In questo disco contano, come macigni, le ore del giorno, le foto, la pioggia contro i vetri. Contano anche solo riuscire a vedersi di questi tempi, la gentilezza, riuscire a reagire. Il peso delle cose elementari vale, più di ogni altra cosa, in questi brani chiusi e densissimi. Le forme complesse provengono da un cassetto in fiamme che illumina le stanze con un riverbero sempre acceso ad allargarsi oltre i muri, queste ossa, la città. Geometrie che poi variano sempre, dicono in Forme Complesse, nel tentativo di adattarsi, e continuare a farlo quando è così chiaro che tutto stia fallendo. L’avresti mai detto – chiudono nella title track – che sarebbe stato così.

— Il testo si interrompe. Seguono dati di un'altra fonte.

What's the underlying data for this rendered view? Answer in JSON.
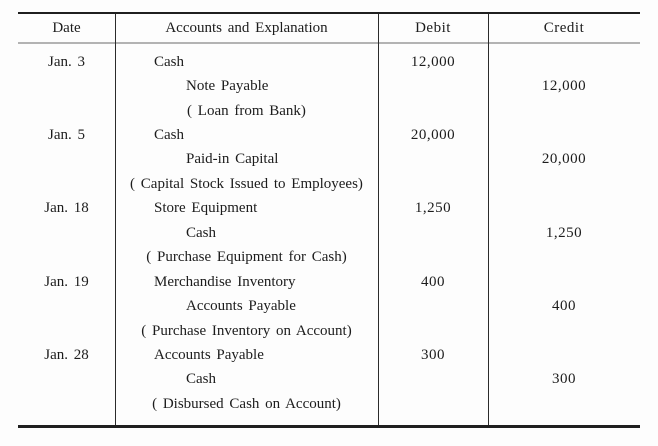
{
  "style": {
    "ink": "#1c1c1c",
    "rule_dark": "#1f1f1f",
    "rule_gray": "#b3b3b3",
    "background": "#fdfdfd"
  },
  "table": {
    "headers": {
      "date": "Date",
      "accounts": "Accounts and Explanation",
      "debit": "Debit",
      "credit": "Credit"
    },
    "rows": [
      {
        "date": "Jan. 3",
        "account": "Cash",
        "type": "debit",
        "debit": "12,000",
        "credit": ""
      },
      {
        "date": "",
        "account": "Note Payable",
        "type": "credit",
        "debit": "",
        "credit": "12,000"
      },
      {
        "date": "",
        "account": "( Loan from Bank)",
        "type": "explanation",
        "debit": "",
        "credit": ""
      },
      {
        "date": "Jan. 5",
        "account": "Cash",
        "type": "debit",
        "debit": "20,000",
        "credit": ""
      },
      {
        "date": "",
        "account": "Paid-in Capital",
        "type": "credit",
        "debit": "",
        "credit": "20,000"
      },
      {
        "date": "",
        "account": "( Capital Stock Issued to Employees)",
        "type": "explanation",
        "debit": "",
        "credit": ""
      },
      {
        "date": "Jan. 18",
        "account": "Store Equipment",
        "type": "debit",
        "debit": "1,250",
        "credit": ""
      },
      {
        "date": "",
        "account": "Cash",
        "type": "credit",
        "debit": "",
        "credit": "1,250"
      },
      {
        "date": "",
        "account": "( Purchase Equipment for Cash)",
        "type": "explanation",
        "debit": "",
        "credit": ""
      },
      {
        "date": "Jan. 19",
        "account": "Merchandise Inventory",
        "type": "debit",
        "debit": "400",
        "credit": ""
      },
      {
        "date": "",
        "account": "Accounts Payable",
        "type": "credit",
        "debit": "",
        "credit": "400"
      },
      {
        "date": "",
        "account": "( Purchase Inventory on Account)",
        "type": "explanation",
        "debit": "",
        "credit": ""
      },
      {
        "date": "Jan. 28",
        "account": "Accounts Payable",
        "type": "debit",
        "debit": "300",
        "credit": ""
      },
      {
        "date": "",
        "account": "Cash",
        "type": "credit",
        "debit": "",
        "credit": "300"
      },
      {
        "date": "",
        "account": "( Disbursed Cash on Account)",
        "type": "explanation",
        "debit": "",
        "credit": ""
      }
    ]
  }
}
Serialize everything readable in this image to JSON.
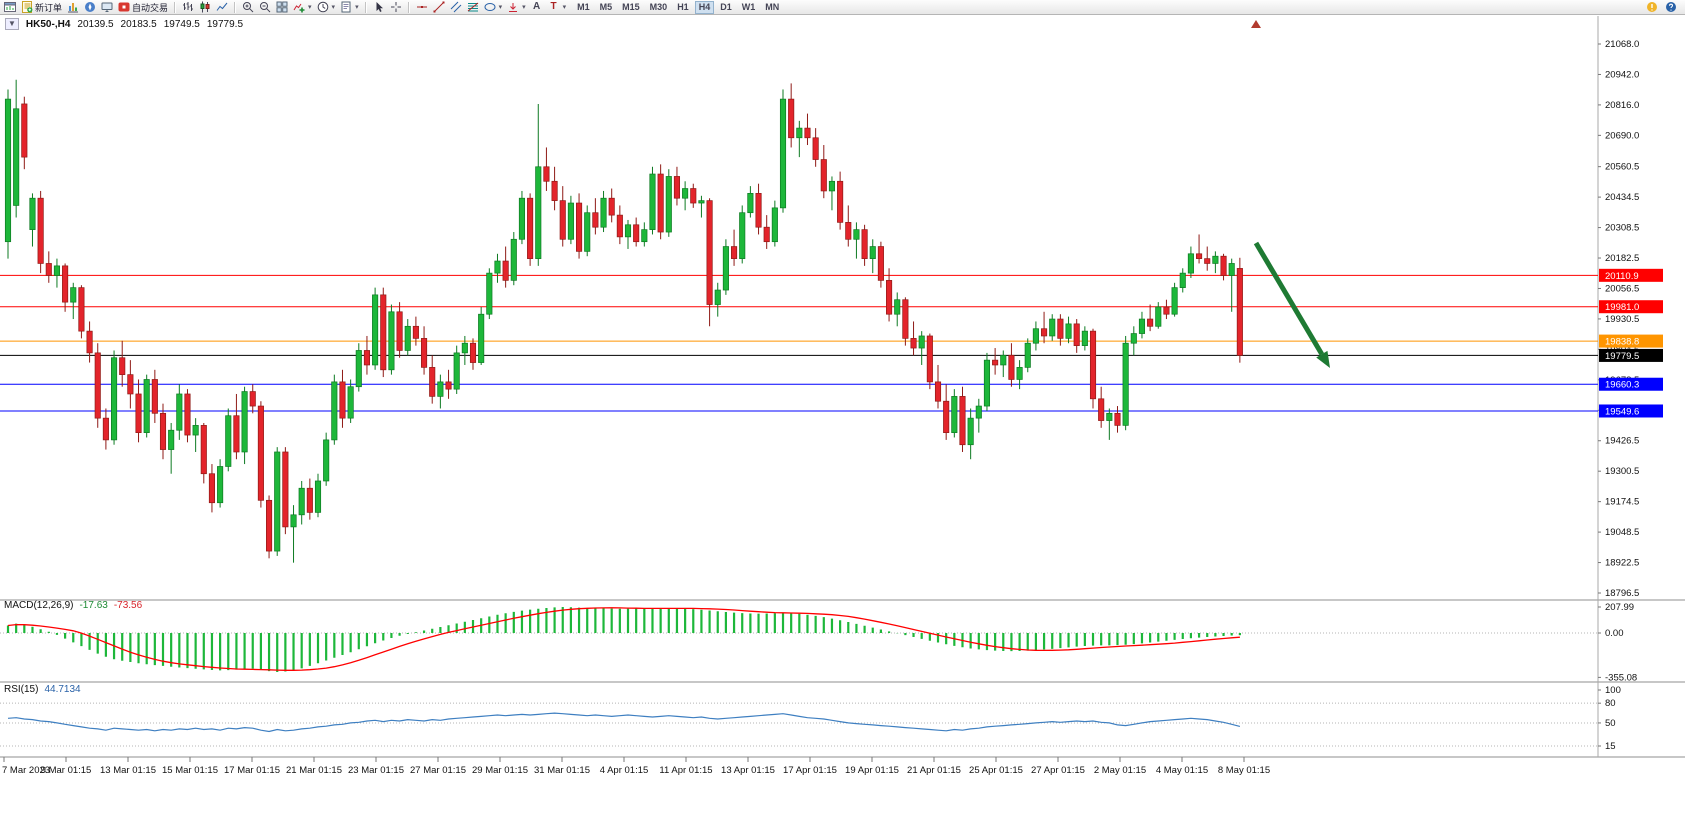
{
  "toolbar": {
    "new_order": "新订单",
    "autotrading": "自动交易",
    "timeframes": [
      "M1",
      "M5",
      "M15",
      "M30",
      "H1",
      "H4",
      "D1",
      "W1",
      "MN"
    ],
    "active_timeframe": "H4"
  },
  "chart_header": {
    "symbol_period": "HK50-,H4",
    "open": "20139.5",
    "high": "20183.5",
    "low": "19749.5",
    "close": "19779.5"
  },
  "indicators": {
    "macd": {
      "label": "MACD(12,26,9)",
      "value_main": "-17.63",
      "value_signal": "-73.56"
    },
    "rsi": {
      "label": "RSI(15)",
      "value": "44.7134"
    }
  },
  "chart_data": {
    "type": "candlestick",
    "symbol": "HK50-",
    "timeframe": "H4",
    "up_color": "#1db73a",
    "up_border": "#0d7a22",
    "down_color": "#e3242b",
    "down_border": "#8f1a16",
    "price_axis": {
      "labels": [
        "21068.0",
        "20942.0",
        "20816.0",
        "20690.0",
        "20560.5",
        "20434.5",
        "20308.5",
        "20182.5",
        "20056.5",
        "19930.5",
        "19804.5",
        "19678.5",
        "19552.5",
        "19426.5",
        "19300.5",
        "19174.5",
        "19048.5",
        "18922.5",
        "18796.5"
      ]
    },
    "hlines": [
      {
        "price": 20110.9,
        "color": "#ff0000",
        "label": "20110.9"
      },
      {
        "price": 19981.0,
        "color": "#ff0000",
        "label": "19981.0"
      },
      {
        "price": 19838.8,
        "color": "#ff9500",
        "label": "19838.8"
      },
      {
        "price": 19779.5,
        "color": "#000000",
        "label": "19779.5"
      },
      {
        "price": 19660.3,
        "color": "#0000ff",
        "label": "19660.3"
      },
      {
        "price": 19549.6,
        "color": "#0000ff",
        "label": "19549.6"
      }
    ],
    "candles": [
      [
        20250,
        20880,
        20180,
        20840
      ],
      [
        20400,
        20920,
        20350,
        20800
      ],
      [
        20820,
        20850,
        20550,
        20600
      ],
      [
        20300,
        20450,
        20230,
        20430
      ],
      [
        20430,
        20460,
        20120,
        20160
      ],
      [
        20160,
        20210,
        20080,
        20110
      ],
      [
        20110,
        20180,
        20060,
        20150
      ],
      [
        20150,
        20160,
        19960,
        20000
      ],
      [
        20000,
        20080,
        19930,
        20060
      ],
      [
        20060,
        20070,
        19850,
        19880
      ],
      [
        19880,
        19920,
        19750,
        19790
      ],
      [
        19790,
        19830,
        19480,
        19520
      ],
      [
        19520,
        19560,
        19390,
        19430
      ],
      [
        19430,
        19800,
        19410,
        19770
      ],
      [
        19770,
        19840,
        19650,
        19700
      ],
      [
        19700,
        19760,
        19560,
        19620
      ],
      [
        19620,
        19680,
        19420,
        19460
      ],
      [
        19460,
        19700,
        19440,
        19680
      ],
      [
        19680,
        19720,
        19500,
        19540
      ],
      [
        19540,
        19580,
        19350,
        19390
      ],
      [
        19390,
        19500,
        19290,
        19470
      ],
      [
        19470,
        19660,
        19430,
        19620
      ],
      [
        19620,
        19640,
        19420,
        19450
      ],
      [
        19450,
        19520,
        19380,
        19490
      ],
      [
        19490,
        19500,
        19250,
        19290
      ],
      [
        19290,
        19330,
        19130,
        19170
      ],
      [
        19170,
        19350,
        19150,
        19320
      ],
      [
        19320,
        19560,
        19300,
        19530
      ],
      [
        19530,
        19620,
        19350,
        19380
      ],
      [
        19380,
        19650,
        19330,
        19630
      ],
      [
        19630,
        19660,
        19540,
        19570
      ],
      [
        19570,
        19590,
        19150,
        19180
      ],
      [
        19180,
        19200,
        18940,
        18970
      ],
      [
        18970,
        19400,
        18950,
        19380
      ],
      [
        19380,
        19400,
        19040,
        19070
      ],
      [
        19070,
        19160,
        18922,
        19120
      ],
      [
        19120,
        19260,
        19080,
        19230
      ],
      [
        19230,
        19270,
        19100,
        19130
      ],
      [
        19130,
        19290,
        19110,
        19260
      ],
      [
        19260,
        19460,
        19240,
        19430
      ],
      [
        19430,
        19700,
        19410,
        19670
      ],
      [
        19670,
        19720,
        19480,
        19520
      ],
      [
        19520,
        19680,
        19500,
        19650
      ],
      [
        19650,
        19830,
        19630,
        19800
      ],
      [
        19800,
        19860,
        19700,
        19740
      ],
      [
        19740,
        20060,
        19720,
        20030
      ],
      [
        20030,
        20060,
        19690,
        19720
      ],
      [
        19720,
        19990,
        19700,
        19960
      ],
      [
        19960,
        20000,
        19770,
        19800
      ],
      [
        19800,
        19930,
        19780,
        19900
      ],
      [
        19900,
        19940,
        19820,
        19850
      ],
      [
        19850,
        19900,
        19700,
        19730
      ],
      [
        19730,
        19780,
        19580,
        19610
      ],
      [
        19610,
        19700,
        19560,
        19670
      ],
      [
        19670,
        19720,
        19600,
        19640
      ],
      [
        19640,
        19820,
        19620,
        19790
      ],
      [
        19790,
        19860,
        19740,
        19830
      ],
      [
        19830,
        19850,
        19720,
        19750
      ],
      [
        19750,
        19980,
        19740,
        19950
      ],
      [
        19950,
        20140,
        19930,
        20120
      ],
      [
        20120,
        20200,
        20080,
        20170
      ],
      [
        20170,
        20230,
        20060,
        20090
      ],
      [
        20090,
        20290,
        20070,
        20260
      ],
      [
        20260,
        20460,
        20240,
        20430
      ],
      [
        20430,
        20450,
        20150,
        20180
      ],
      [
        20180,
        20820,
        20150,
        20560
      ],
      [
        20560,
        20640,
        20460,
        20500
      ],
      [
        20500,
        20560,
        20380,
        20420
      ],
      [
        20420,
        20480,
        20230,
        20260
      ],
      [
        20260,
        20440,
        20240,
        20410
      ],
      [
        20410,
        20450,
        20180,
        20210
      ],
      [
        20210,
        20400,
        20190,
        20370
      ],
      [
        20370,
        20430,
        20280,
        20310
      ],
      [
        20310,
        20460,
        20290,
        20430
      ],
      [
        20430,
        20470,
        20330,
        20360
      ],
      [
        20360,
        20400,
        20240,
        20270
      ],
      [
        20270,
        20340,
        20220,
        20320
      ],
      [
        20320,
        20350,
        20230,
        20250
      ],
      [
        20250,
        20330,
        20230,
        20300
      ],
      [
        20300,
        20560,
        20280,
        20530
      ],
      [
        20530,
        20570,
        20260,
        20290
      ],
      [
        20290,
        20550,
        20270,
        20520
      ],
      [
        20520,
        20560,
        20400,
        20430
      ],
      [
        20430,
        20500,
        20380,
        20470
      ],
      [
        20470,
        20490,
        20390,
        20410
      ],
      [
        20410,
        20440,
        20350,
        20420
      ],
      [
        20420,
        20430,
        19900,
        19990
      ],
      [
        19990,
        20080,
        19940,
        20050
      ],
      [
        20050,
        20260,
        20030,
        20230
      ],
      [
        20230,
        20300,
        20150,
        20180
      ],
      [
        20180,
        20400,
        20160,
        20370
      ],
      [
        20370,
        20480,
        20350,
        20450
      ],
      [
        20450,
        20490,
        20280,
        20310
      ],
      [
        20310,
        20360,
        20220,
        20250
      ],
      [
        20250,
        20420,
        20230,
        20390
      ],
      [
        20390,
        20880,
        20370,
        20840
      ],
      [
        20840,
        20905,
        20640,
        20680
      ],
      [
        20680,
        20750,
        20600,
        20720
      ],
      [
        20720,
        20780,
        20650,
        20680
      ],
      [
        20680,
        20720,
        20560,
        20590
      ],
      [
        20590,
        20650,
        20430,
        20460
      ],
      [
        20460,
        20520,
        20380,
        20500
      ],
      [
        20500,
        20540,
        20300,
        20330
      ],
      [
        20330,
        20400,
        20230,
        20260
      ],
      [
        20260,
        20330,
        20180,
        20300
      ],
      [
        20300,
        20320,
        20150,
        20180
      ],
      [
        20180,
        20260,
        20120,
        20230
      ],
      [
        20230,
        20250,
        20060,
        20090
      ],
      [
        20090,
        20140,
        19920,
        19950
      ],
      [
        19950,
        20040,
        19900,
        20010
      ],
      [
        20010,
        20020,
        19820,
        19850
      ],
      [
        19850,
        19920,
        19780,
        19810
      ],
      [
        19810,
        19880,
        19740,
        19860
      ],
      [
        19860,
        19870,
        19640,
        19670
      ],
      [
        19670,
        19740,
        19560,
        19590
      ],
      [
        19590,
        19660,
        19430,
        19460
      ],
      [
        19460,
        19640,
        19440,
        19610
      ],
      [
        19610,
        19650,
        19380,
        19410
      ],
      [
        19410,
        19560,
        19350,
        19520
      ],
      [
        19520,
        19600,
        19460,
        19570
      ],
      [
        19570,
        19790,
        19550,
        19760
      ],
      [
        19760,
        19810,
        19700,
        19740
      ],
      [
        19740,
        19800,
        19690,
        19780
      ],
      [
        19780,
        19830,
        19650,
        19680
      ],
      [
        19680,
        19760,
        19640,
        19730
      ],
      [
        19730,
        19850,
        19710,
        19830
      ],
      [
        19830,
        19920,
        19800,
        19890
      ],
      [
        19890,
        19960,
        19830,
        19860
      ],
      [
        19860,
        19950,
        19840,
        19930
      ],
      [
        19930,
        19950,
        19820,
        19850
      ],
      [
        19850,
        19940,
        19830,
        19910
      ],
      [
        19910,
        19930,
        19790,
        19820
      ],
      [
        19820,
        19900,
        19800,
        19880
      ],
      [
        19880,
        19890,
        19560,
        19600
      ],
      [
        19600,
        19650,
        19480,
        19510
      ],
      [
        19510,
        19560,
        19430,
        19540
      ],
      [
        19540,
        19570,
        19460,
        19490
      ],
      [
        19490,
        19860,
        19470,
        19830
      ],
      [
        19830,
        19900,
        19780,
        19870
      ],
      [
        19870,
        19960,
        19850,
        19930
      ],
      [
        19930,
        19990,
        19880,
        19900
      ],
      [
        19900,
        20000,
        19890,
        19980
      ],
      [
        19980,
        20010,
        19930,
        19950
      ],
      [
        19950,
        20080,
        19940,
        20060
      ],
      [
        20060,
        20140,
        20040,
        20120
      ],
      [
        20120,
        20230,
        20100,
        20200
      ],
      [
        20200,
        20280,
        20160,
        20180
      ],
      [
        20180,
        20230,
        20130,
        20160
      ],
      [
        20160,
        20210,
        20120,
        20190
      ],
      [
        20190,
        20200,
        20090,
        20110
      ],
      [
        20110,
        20180,
        19960,
        20160
      ],
      [
        20139.5,
        20183.5,
        19749.5,
        19779.5
      ]
    ],
    "macd": {
      "hist_color": "#1db73a",
      "signal_color": "#ff0000",
      "scale_labels": [
        "207.99",
        "0.00",
        "-355.08"
      ],
      "histogram": [
        60,
        75,
        65,
        50,
        30,
        10,
        -15,
        -45,
        -75,
        -105,
        -135,
        -165,
        -190,
        -210,
        -222,
        -232,
        -242,
        -250,
        -257,
        -263,
        -270,
        -276,
        -281,
        -286,
        -291,
        -296,
        -299,
        -297,
        -293,
        -289,
        -286,
        -295,
        -305,
        -312,
        -308,
        -298,
        -283,
        -263,
        -242,
        -220,
        -198,
        -176,
        -154,
        -130,
        -106,
        -82,
        -60,
        -40,
        -22,
        -8,
        6,
        20,
        34,
        48,
        62,
        76,
        90,
        104,
        118,
        132,
        146,
        158,
        169,
        179,
        187,
        194,
        200,
        205,
        208,
        206,
        203,
        200,
        198,
        196,
        195,
        194,
        195,
        196,
        197,
        198,
        199,
        200,
        198,
        195,
        191,
        186,
        180,
        174,
        168,
        163,
        159,
        156,
        155,
        156,
        159,
        163,
        160,
        154,
        146,
        137,
        127,
        115,
        102,
        88,
        73,
        58,
        43,
        28,
        13,
        -2,
        -17,
        -32,
        -47,
        -62,
        -76,
        -90,
        -103,
        -114,
        -124,
        -131,
        -137,
        -141,
        -144,
        -145,
        -144,
        -141,
        -137,
        -132,
        -127,
        -121,
        -115,
        -109,
        -104,
        -101,
        -99,
        -99,
        -97,
        -94,
        -89,
        -83,
        -76,
        -69,
        -62,
        -55,
        -48,
        -42,
        -37,
        -32,
        -28,
        -24,
        -20,
        -17.63
      ]
    },
    "rsi": {
      "line_color": "#3e7fc1",
      "levels": [
        80,
        50,
        15
      ],
      "scale_labels": [
        "100",
        "80",
        "50",
        "15"
      ],
      "values": [
        57,
        58,
        56,
        55,
        53,
        52,
        50,
        48,
        46,
        44,
        42,
        41,
        39,
        42,
        41,
        40,
        39,
        40,
        38,
        40,
        39,
        41,
        40,
        42,
        40,
        41,
        39,
        42,
        41,
        43,
        42,
        39,
        37,
        40,
        38,
        39,
        41,
        42,
        44,
        45,
        47,
        48,
        50,
        51,
        53,
        54,
        52,
        54,
        53,
        55,
        54,
        53,
        55,
        54,
        56,
        57,
        58,
        59,
        60,
        61,
        62,
        61,
        62,
        63,
        62,
        63,
        64,
        65,
        64,
        63,
        62,
        61,
        62,
        61,
        60,
        61,
        62,
        61,
        60,
        59,
        60,
        61,
        60,
        59,
        58,
        59,
        57,
        56,
        57,
        58,
        59,
        60,
        61,
        62,
        63,
        64,
        62,
        60,
        58,
        57,
        56,
        54,
        52,
        50,
        49,
        48,
        47,
        46,
        45,
        44,
        43,
        42,
        41,
        40,
        39,
        38,
        40,
        39,
        41,
        42,
        44,
        45,
        46,
        47,
        48,
        49,
        50,
        51,
        52,
        51,
        52,
        53,
        52,
        53,
        51,
        50,
        47,
        46,
        48,
        50,
        52,
        53,
        54,
        55,
        56,
        57,
        56,
        55,
        53,
        51,
        48,
        44.7
      ]
    },
    "time_axis": [
      "7 Mar 2023",
      "9 Mar 01:15",
      "13 Mar 01:15",
      "15 Mar 01:15",
      "17 Mar 01:15",
      "21 Mar 01:15",
      "23 Mar 01:15",
      "27 Mar 01:15",
      "29 Mar 01:15",
      "31 Mar 01:15",
      "4 Apr 01:15",
      "11 Apr 01:15",
      "13 Apr 01:15",
      "17 Apr 01:15",
      "19 Apr 01:15",
      "21 Apr 01:15",
      "25 Apr 01:15",
      "27 Apr 01:15",
      "2 May 01:15",
      "4 May 01:15",
      "8 May 01:15"
    ],
    "annotation_arrow": {
      "from": [
        1256,
        227
      ],
      "to": [
        1330,
        352
      ],
      "color": "#1e7a33"
    }
  }
}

Dicevamo che serve tempo ai dischi dei FBYC per essere compresi ma nel caso di Forme Complesse diventa tutto, paradossalmente, più semplice. Non il suo contenuto, in cui persiste un senso di segreto, di alterità incomprensibile all’esterno, piena zeppa di metafore e similutidini impossibili da districare. La sua ragione invece è qui. Come in un viaggio in cui si sono divise tutte le avversità anche alla fine, nella crasi finale costituita da Intorno, questo patto di reciproca vicinanza è più che mai sancito, proprio nel momento più triste e più felice dell’intero disco.

Forme Complesse racconta di un’odissea, personale certo, ma mai così tanto vicina a noi in questi tempi tutti diversi e tutti profondamente simili. Allo stesso modo dell’indagine sulle proprie radici di Come fare a non tornare, i Fine Before You Came compongono anche qui una sorta di geografia sentimentale che cerca di districarsi fra la nebbia. Ci prova, per lo meno a uscirne.